I can't imagine how confusing and infuriating it was for the teenagers in the public gallery to journey to the Upper House of the Oireachtas and be greeted by that kind of rhetoric. The disconnect was profound. Senator Ruane countered: "When you come from a background like mine where political decisions that you don't have access to literally shape your environment without you being able to contribute to it, politics is very, very important."

It is quite obvious that we need more young people in politics, not fewer. Young people are disproportionately affected by the ongoing fallout of the Irish financial collapse and the faux-recovery. While the number of people out of work for more than a year in Ireland is at 2.5 per cent, the youth unemployment rate in Ireland currently sits at about 12 per cent. Our rate of child homelessness is the worst in Europe, with children accounting for more than a third of the 10,000 now homeless – 3,755. Our highest rate of self-harm is among young women aged between 15 and 19. Our teenage suicide rate is the fourth highest in the European Union.

The goal of being able to rent a flat and live independently is beyond the financial means of many young people in Ireland, who are forced to live at home, and are subsequently mocked for being over-reliant on their parents, or blamed for their own infantilisation even though it is the result of economic policies that have favoured vulture funds and international investors over our own kids and communities.

Optimism and potential

Yet still, still in the face of an overwhelming housing crisis, the psychological discombobulation of economic security being yanked away by reckless generations above them, the mass emigration of their peers, the reintroduction of college fees, a jobs market where they have to jump through multiple hoops just to secure unpaid or insecure work, the weekly slaggings from commentators about their audacity to be interested in civil rights – often the rights of people they don’t even have a vested interest in – still the optimism and potential of Ireland’s young people as political and active citizens is stunning.

Their response to being screwed over has been to change this country for the better; to campaign for marriage equality, to protest against austerity, to rally against homelessness, to mobilise for the repeal against the Eighth Amendment, to demonstrate against sexual violence. Young people need allies, not opposition.

The week the Bill on lowering the voting age was blocked in the Seanad, young people across the United States were rallying against the destructive and murderous force of guns there, advocating for gun control in a way that has never been seen before.

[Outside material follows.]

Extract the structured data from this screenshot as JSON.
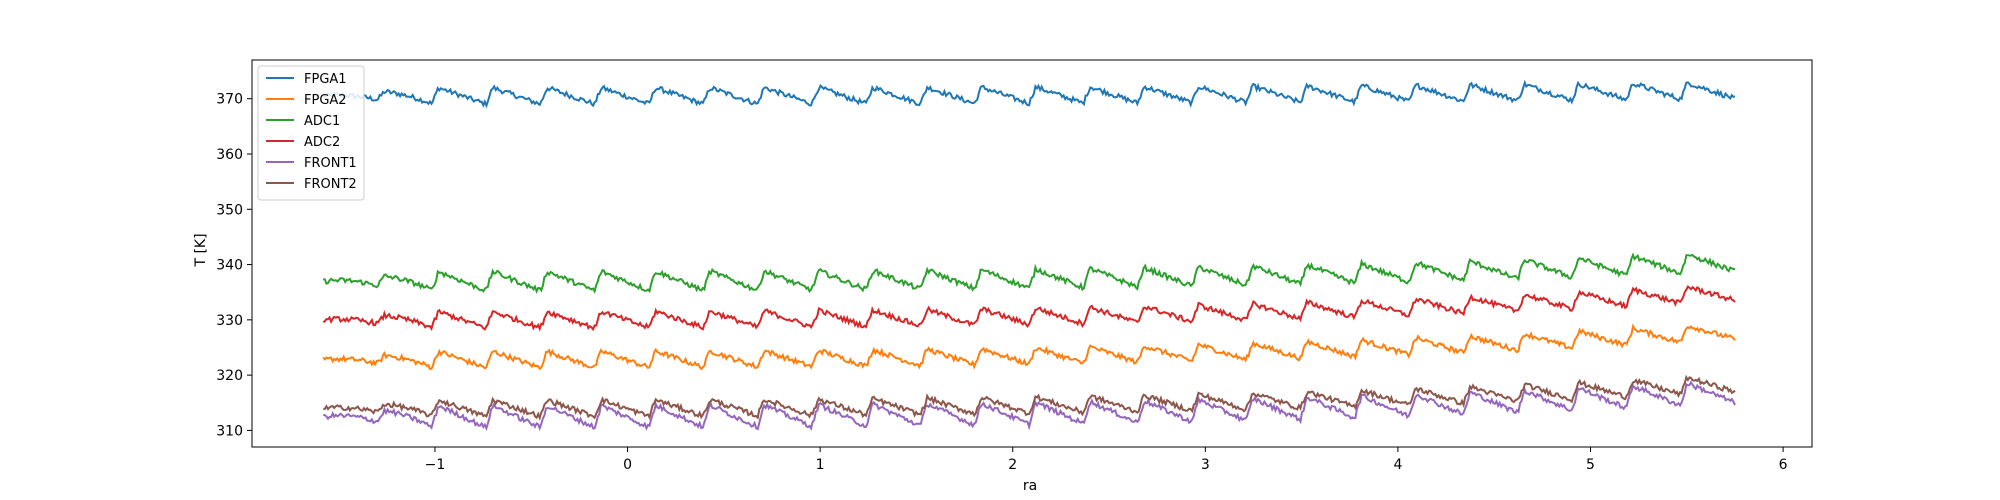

How inspiring that must be for young people across the world to see their peers in another country take on such a fraught issue, to galvanise allies, mobilise themselves and each other and challenge one of the most extreme, powerful, and blind ideologies in the US.

Young people should be emboldened by this Bill being blocked. It means that the establishment doesn't want them to be involved, which means they should absolutely be involved. Young people should remember that Fianna Fáil and Fine Gael defeated the Bill in the Seanad by refusing to support it. The political power of young people have is that they are not invested in the systems adults hide behind. The outsider perspective is always the most dangerous, because it sees things for what they are.